Stat #5 – Successful B2B content marketers use an average of 6 social media platforms.

It isn’t necessary to develop content strategies for every single social site there is. Finding best-fit platforms where your target audience regularly hangs out may take some trial and error, but getting this right is essential. Google+, Instagram, and SlideShare had the biggest increases in B2B use in 2014, but this year it could be Vine, Tumbler or FourSquare that enjoys the largest expansion. Here is a great breakdown about which social networks your business should be using.
Stat #6 – 79% of businesses that blog regularly see a positive ROI.

The best marketers believe that blogs are the most effective tool in their marketing toolbox, and those who use it consistently are 13x more likely to have a positive return on their investment. For example, KISSmetrics made blogging a priority a couple of years ago and saw their blog visitors skyrocket from zero to over 350,000 and now their blog is responsible for over 70% of their leads. Some metrics to measure your own ROI include lead generation, sales, blog subscriptions, landing page views, and social shares.
Stat #7 – The most popular content tends to contain about 1,600 words.
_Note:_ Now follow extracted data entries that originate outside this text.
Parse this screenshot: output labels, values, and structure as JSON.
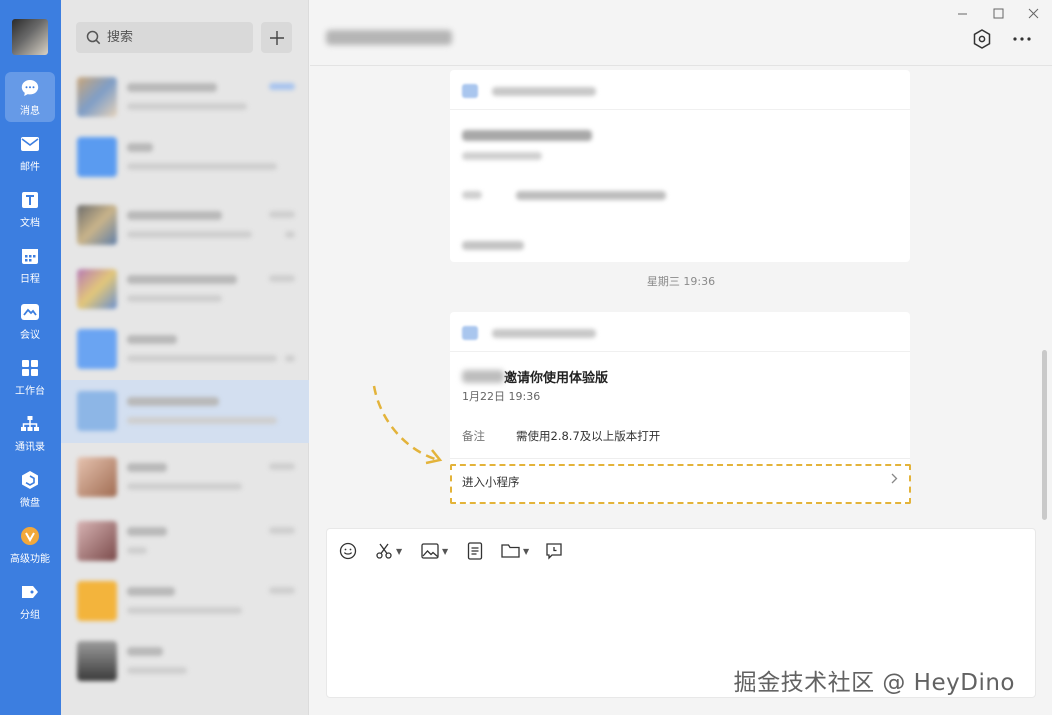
{
  "nav": {
    "items": [
      {
        "label": "消息",
        "icon": "message-bubble-icon"
      },
      {
        "label": "邮件",
        "icon": "mail-icon"
      },
      {
        "label": "文档",
        "icon": "document-icon"
      },
      {
        "label": "日程",
        "icon": "calendar-icon"
      },
      {
        "label": "会议",
        "icon": "meeting-icon"
      },
      {
        "label": "工作台",
        "icon": "workbench-grid-icon"
      },
      {
        "label": "通讯录",
        "icon": "contacts-tree-icon"
      },
      {
        "label": "微盘",
        "icon": "drive-icon"
      },
      {
        "label": "高级功能",
        "icon": "premium-v-icon"
      },
      {
        "label": "分组",
        "icon": "tag-icon"
      }
    ]
  },
  "search": {
    "placeholder": "搜索"
  },
  "chat": {
    "timestamp": "星期三 19:36",
    "card": {
      "title_suffix": "邀请你使用体验版",
      "date": "1月22日 19:36",
      "note_label": "备注",
      "note_value": "需使用2.8.7及以上版本打开",
      "enter_label": "进入小程序"
    }
  },
  "watermark": "掘金技术社区 @ HeyDino",
  "colors": {
    "rail": "#3c7ee0",
    "highlight": "#e3b33a"
  }
}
According to Medium, “the average total seconds rises for longer posts, peaks at 7 minutes, and then declines.” They measured how long a blog post captured readers’ attention and then compared that to the word count, and concluded that a 7-minute read is about a 1,600-word post. Of course, as with any statistic, you must take into consideration that 1,600 words does not mean 1,600 random, poorly-written, uninteresting words.
Stat #8 – The purpose of content marketing is to establish trust, foster relationships, and develop leads—which then turns into direct sales.

The less effective a marketer is, the greater the emphasis they place on direct sales as a metric for content success. The least effective marketers rank sales as the 4th most important metric while the most effective marketers rank direct sales as the 8th most important metric. What this means is that by focusing on brand building and nurturing a positive reputation, the sales will come.
Stat #9 – About 32% of B2B marketing budgets are invested in content marketing.
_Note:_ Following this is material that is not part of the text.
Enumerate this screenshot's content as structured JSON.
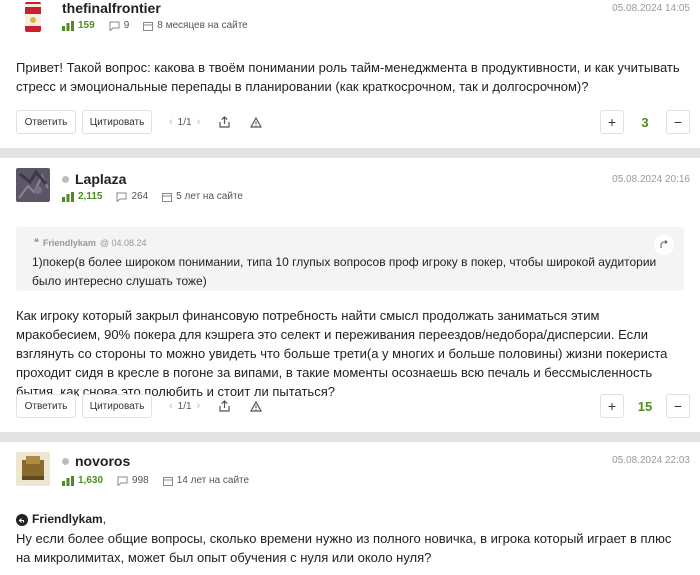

Last year the portion of marketing budgets going toward content was just 25%, so it’s clear that businesses are understanding the importance of content. And the most effective marketers spend more than double what the least effective marketing firms spend (39% compared to 16%).
Conclusion

The days of the hard sale are gone. Investing in staff and resources to drive customer actions, whether it be to motivate social shares or convert a browser into a buyer, is an effective and profitable strategy. I’ve said it before and I’ll say it again: content is king. Without it, you can’t expect to grow your business or build a reputation as a trustworthy brand.